Full federal equality--in essence, getting LGBT people added to the protections of the Civil Rights Act of 1964--is a winnable demand in a society where a huge majority of people finds continued official discrimination an artifact of a bygone era.

Since 2008, 89 percent of Americans polled by Gallup believe that LGBT people should not be discriminated against on the job, yet it remains legal to fire someone for being gay, lesbian or bisexual in 29 states--and in 38 states, to fire someone for being transgender.

This contradiction should be pushed into the public eye, and Barack Obama and the Democratic Congress should be forced to act as if they, too, dwell in the 21st century, along with the rest of us.

As with the Black struggle, civil disobedience must be viewed as one tool in our battle for equality, alongside mass marches, speak-outs, rallies and educational events. It's a tool most effectively wielded, in my opinion, when coordinated with others to ensure solidarity actions, bail money, media and support.

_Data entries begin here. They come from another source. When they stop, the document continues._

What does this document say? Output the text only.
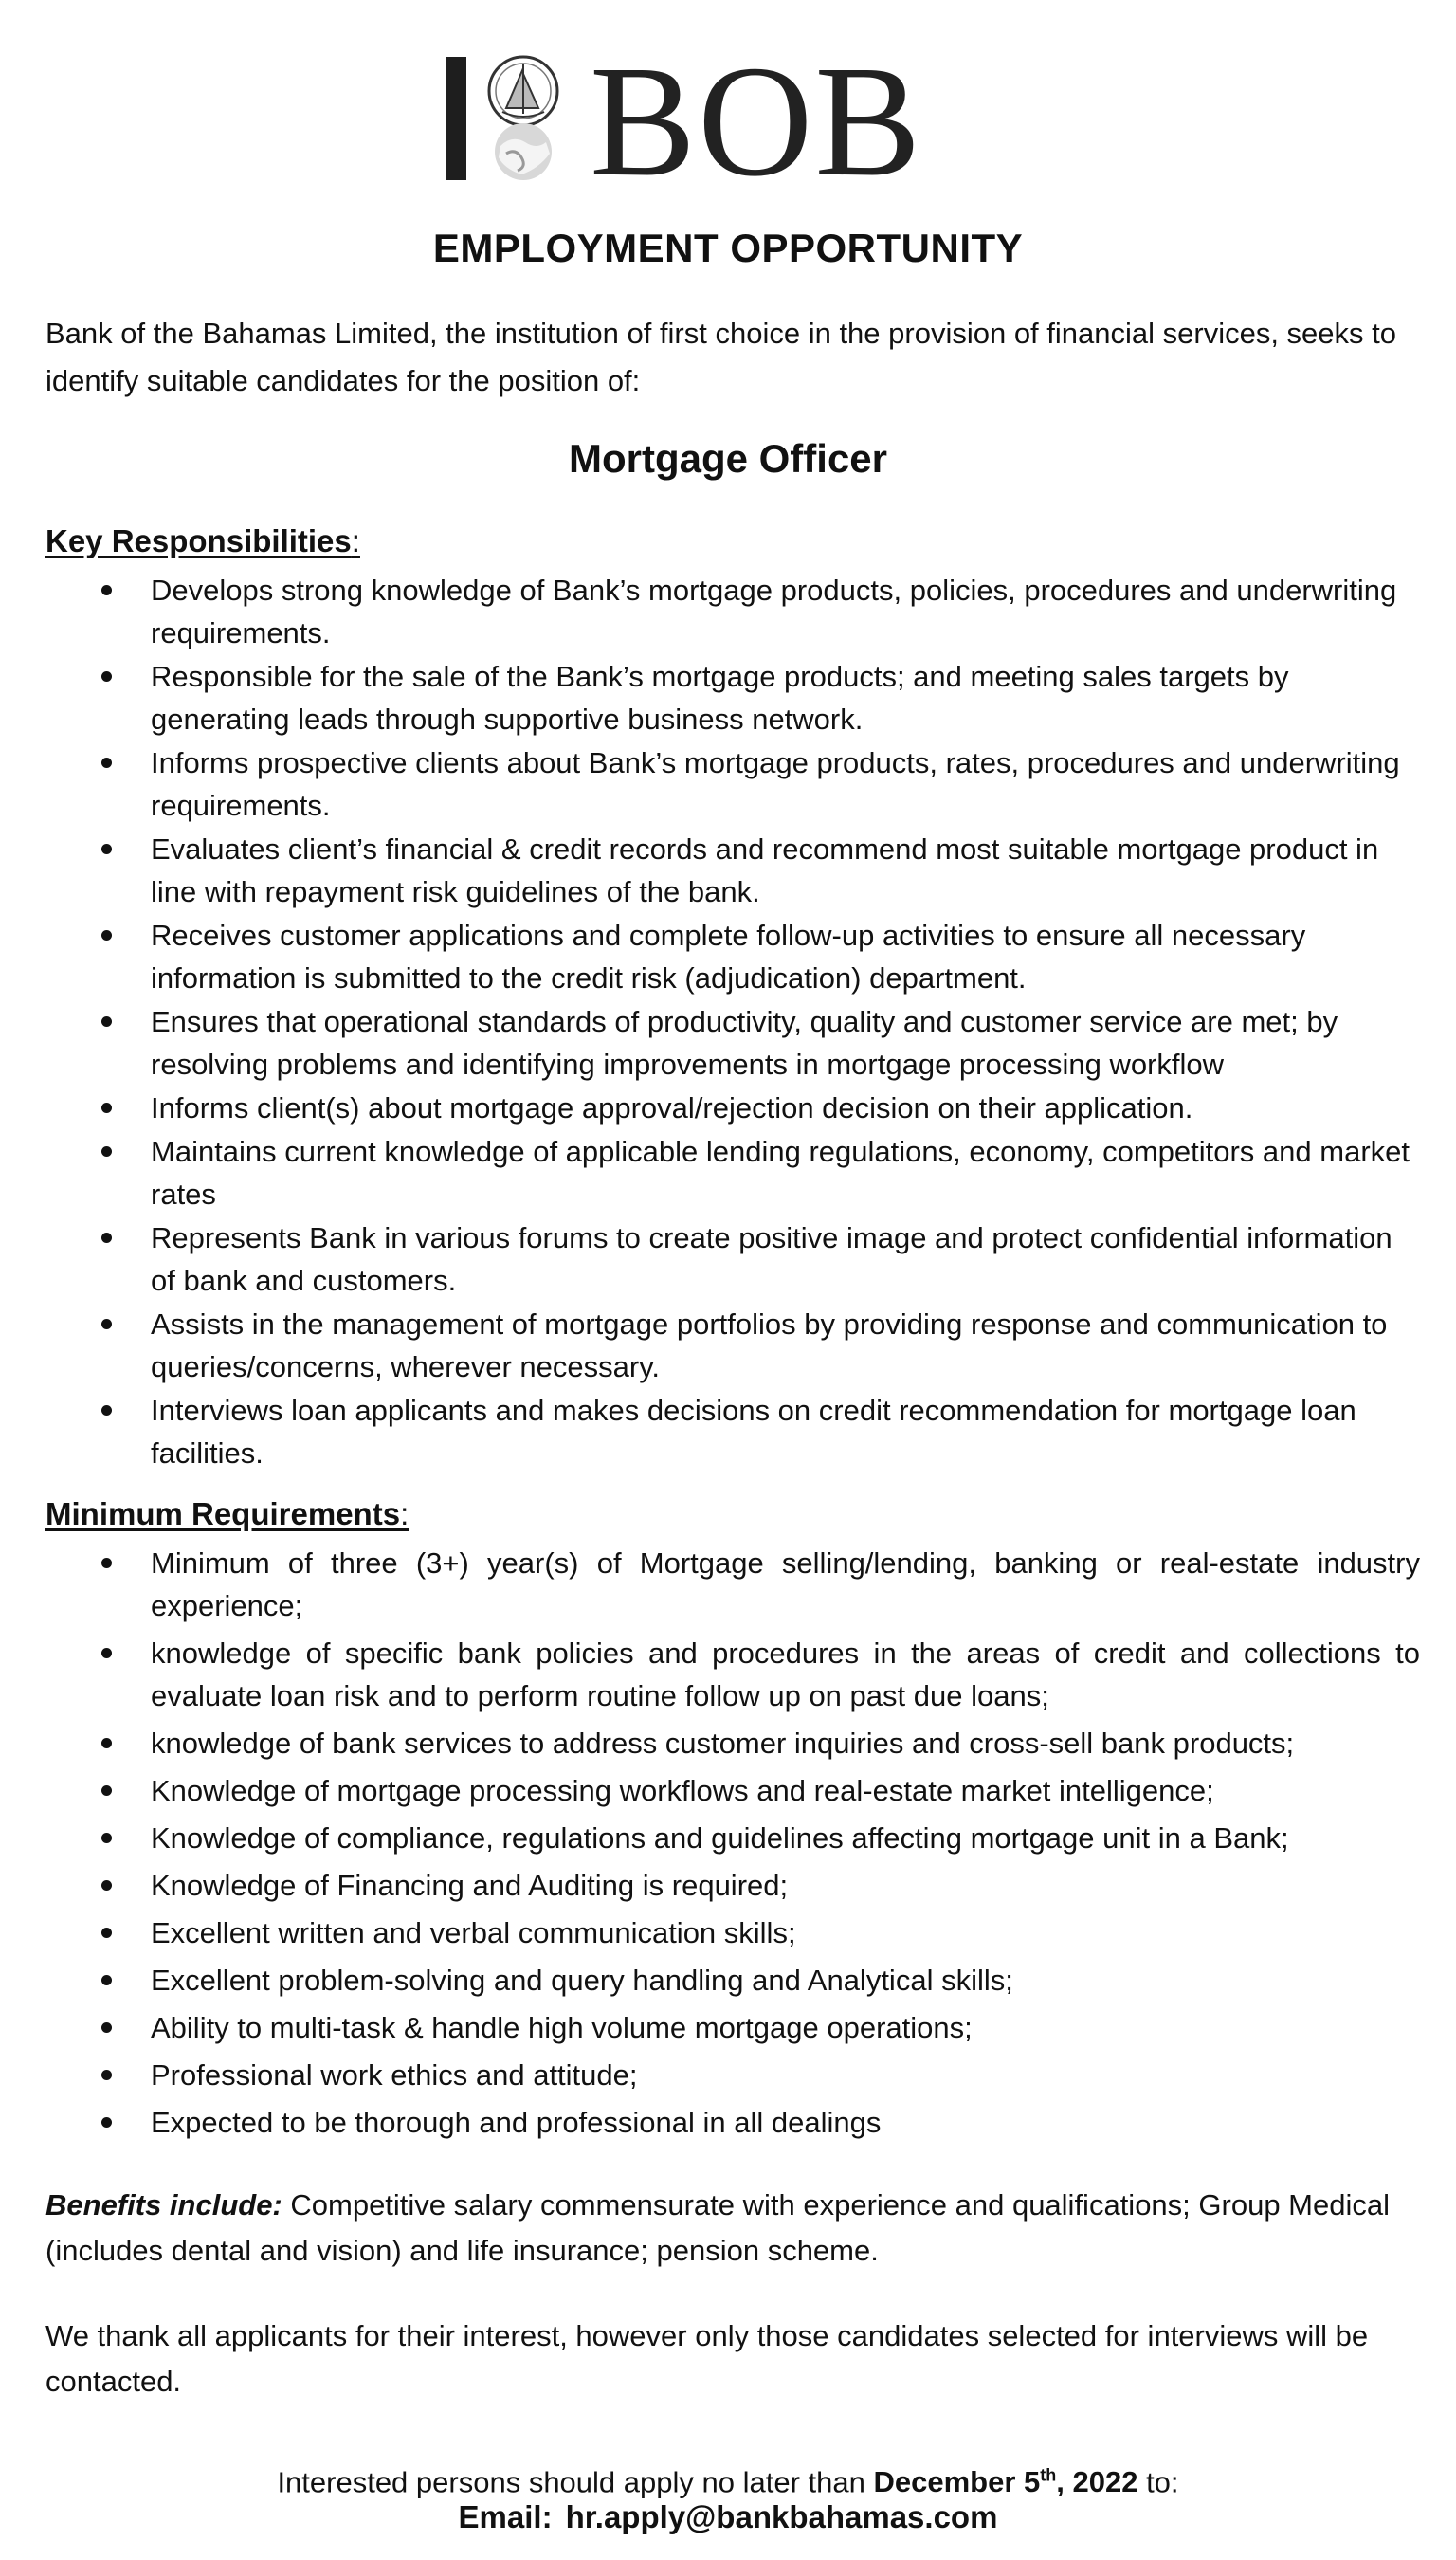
BOB
EMPLOYMENT OPPORTUNITY
Bank of the Bahamas Limited, the institution of first choice in the provision of financial services, seeks to identify suitable candidates for the position of:
Mortgage Officer
Key Responsibilities:
Develops strong knowledge of Bank’s mortgage products, policies, procedures and underwriting requirements.
Responsible for the sale of the Bank’s mortgage products; and meeting sales targets by generating leads through supportive business network.
Informs prospective clients about Bank’s mortgage products, rates, procedures and underwriting requirements.
Evaluates client’s financial & credit records and recommend most suitable mortgage product in line with repayment risk guidelines of the bank.
Receives customer applications and complete follow-up activities to ensure all necessary information is submitted to the credit risk (adjudication) department.
Ensures that operational standards of productivity, quality and customer service are met; by resolving problems and identifying improvements in mortgage processing workflow
Informs client(s) about mortgage approval/rejection decision on their application.
Maintains current knowledge of applicable lending regulations, economy, competitors and market rates
Represents Bank in various forums to create positive image and protect confidential information of bank and customers.
Assists in the management of mortgage portfolios by providing response and communication to queries/concerns, wherever necessary.
Interviews loan applicants and makes decisions on credit recommendation for mortgage loan facilities.
Minimum Requirements:
Minimum of three (3+) year(s) of Mortgage selling/lending, banking or real-estate industry experience;
knowledge of specific bank policies and procedures in the areas of credit and collections to evaluate loan risk and to perform routine follow up on past due loans;
knowledge of bank services to address customer inquiries and cross-sell bank products;
Knowledge of mortgage processing workflows and real-estate market intelligence;
Knowledge of compliance, regulations and guidelines affecting mortgage unit in a Bank;
Knowledge of Financing and Auditing is required;
Excellent written and verbal communication skills;
Excellent problem-solving and query handling and Analytical skills;
Ability to multi-task & handle high volume mortgage operations;
Professional work ethics and attitude;
Expected to be thorough and professional in all dealings
Benefits include: Competitive salary commensurate with experience and qualifications; Group Medical (includes dental and vision) and life insurance; pension scheme.
We thank all applicants for their interest, however only those candidates selected for interviews will be contacted.
Interested persons should apply no later than December 5th, 2022 to:
Email: hr.apply@bankbahamas.com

Martin Luther King's 1963 nonviolent campaign in Birmingham to "fill up the jails" in order to end segregation ultimately succeeded. He wrote from jail:

We know through painful experience that freedom is never voluntarily given by the oppressor, it must be demanded by the oppressed. Frankly, I have yet to engage in a direct-action campaign that was "well timed" in view of those who have not suffered unduly from the disease of segregation.

For years now, I have heard the word "wait!" It rings in the ear of every Negro with piercing familiarity. This "wait" has almost always meant "never." We must come to see, with one of our distinguished jurists, that "justice too long delayed is justice denied."

We are now approaching the 41st anniversary of the Stonewall rebellion in Greenwich Village, a time when being gay was illegal and being out of the closet was a perilous act of brave rebellion. The stigma, legal limbo and soulless discrimination against those who are gay, lesbian, bisexual or transgender cannot be buried so long as the federal government sputters and delays. Let's force them to do the right thing.